Westbrook explains in his sleeve notes and on his website that this was nearly a record that never happened. The story is spookily similar to the 1999 reissue of Ellington at Newport which came about by a near-miraculous transformation of the original mono recording into a stereophonic wonder. For technical reasons most of the music on the Westbrook album is taken from the last night of the three-day gig. The mixing desk recording was incomplete and made on a DAT Walkman. An audience member had fortuitously made a cassette recording of the concert and another version was discovered 25 years later on reel-to-reel tape. It was largely thanks to the technological ingenuity of the late Jon Hiseman (whose studio the Westbrooks had been using in recent years) that this double CD was ever released.

Leaving aside the long (4.32) bilingual intro on CD1, this memento of the three days of the concerts given by the Westbrook Orchestra is an absolute gem. The musical content comprised Westbrook compositions spanning three decades of his illustrious career. The first three tracks (of music) – “View From the Drawbridge”, “Love and Understanding” and “Tender Love” are gleaned from the 1975 album Citadel / Room 315. Within the 18 minutes of “Love and Understanding” there’s a seven-minute tour de force solo from Alan Wakeman who positively blasts notes from his tenor. There are some incredible ensemble arrangements, replete with squealing high register trumpets, on “Factotum al Bebop” which was inspired by “Largo al Factotum” from Rossini’s The Barber of Seville. Another borrowed tune is “I.D.M.A.T.” which, as Westbrook reveals, is a deconstruction of Ellington’s “It Don’t Mean A Thing If It Ain’t Got That Swing” and features Peter Whyman on trilling soprano.

Phil Minton’s extraordinary reading of the ballad “Song of the Rain”, originally heard on Mama Chicago, demonstrates that he can handle, with aplomb, just about any vocal duties required of him. He positively excels on “I See Thy Form” which first appeared on The Westbrook Blake and his nuclear-fuelled, blues-infused vocals on “Long John Brown” are staggeringly good, and we’re treated to the full range of his trademark yodelling-embellished scat singing too.

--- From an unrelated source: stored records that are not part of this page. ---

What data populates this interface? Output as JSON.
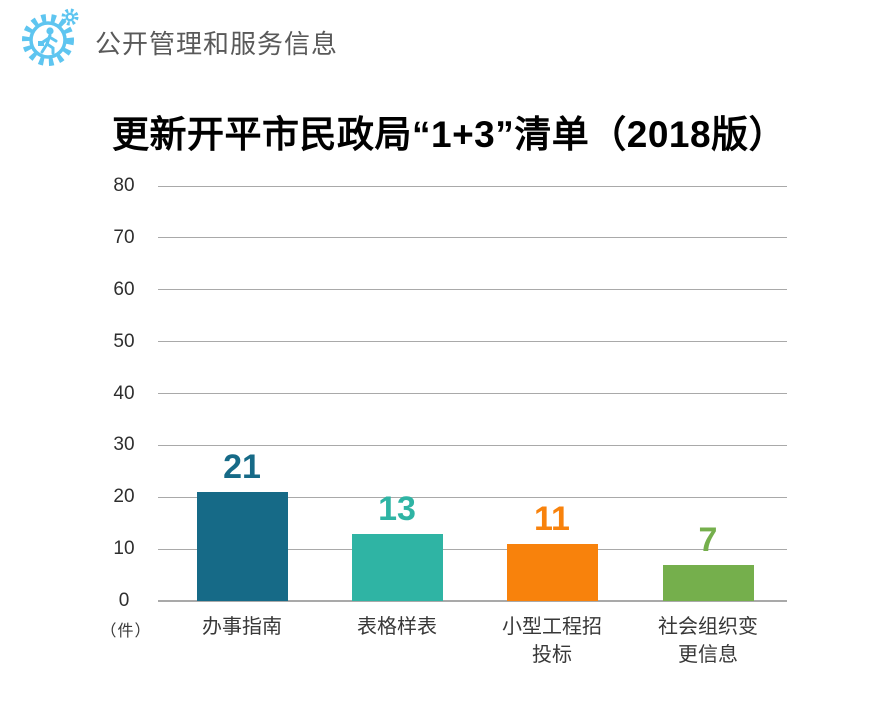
{
  "header": {
    "title": "公开管理和服务信息",
    "title_color": "#595959",
    "icon": "gear-person-icon",
    "icon_color": "#5ec5f0"
  },
  "chart_data": {
    "type": "bar",
    "title": "更新开平市民政局“1+3”清单（2018版）",
    "unit_label": "（件）",
    "categories": [
      "办事指南",
      "表格样表",
      "小型工程招投标",
      "社会组织变更信息"
    ],
    "category_lines": [
      [
        "办事指南"
      ],
      [
        "表格样表"
      ],
      [
        "小型工程招",
        "投标"
      ],
      [
        "社会组织变",
        "更信息"
      ]
    ],
    "values": [
      21,
      13,
      11,
      7
    ],
    "bar_colors": [
      "#166a87",
      "#2fb4a4",
      "#f8820c",
      "#75af4c"
    ],
    "yticks": [
      0,
      10,
      20,
      30,
      40,
      50,
      60,
      70,
      80
    ],
    "ylim": [
      0,
      80
    ],
    "xlabel": "",
    "ylabel": "（件）",
    "grid": true,
    "gridline_color": "#a9a9a9",
    "legend": "none"
  }
}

Alan Barnes can be heard executing a blistering alto solo on “South From Toulouse” and Alan Wakeman again wows the audience with a coruscating tenor solo which at times is reminiscent of those impossibly wild evocations imparted by one of Westbrook’s earliest tenor players, George Khan. Kate Westbrook is on good melodramatic form on the Brecht/Weill favourite “Surabaya Johnny” and the set concludes with a rumbustious version of “The Topers’ Rant” from The Cortege complete with the audience spontaneously joining in at its climax with handclaps and whistles of approval. If this is not Westbrook’s best album, it most certainly ranks as one of his best.

Discography
CD1: Introductions; View From the Drawbridge; Love and Understanding; Tender Love; Leñador; Song of the Rain; Factotum al Bebop (74.32)
CD2: I See Thy Form; I.D.M.A.T.; Lush Life; South From Toulouse; Long John Brown; Surabaya Johnnny; Band Introductions; Alabamasong; The Topers’ Rant (75.42)
Alan Barnes, Alan Wakeman, Chris Biscoe, Chris Caldwell, Pete Whyman (s); Karen Street (s, acc); Dave Plews, Graham Russell, James McMillan, Noel Langley (t); Adrian Lane, Paul Nieman, Tracy Holloway, Danilo Terenzi (tb); Andy Grappy (tu); Anthony Kerr (vib); Dominique Pifarely (vn); Mike Westbrook, Pete Saberton (p); Frank Schaefer (clo); Steve Berry (b); Peter Fairclough (d); Kate Westbrook, Phil Minton (v). Catania, 24-26 July 1992.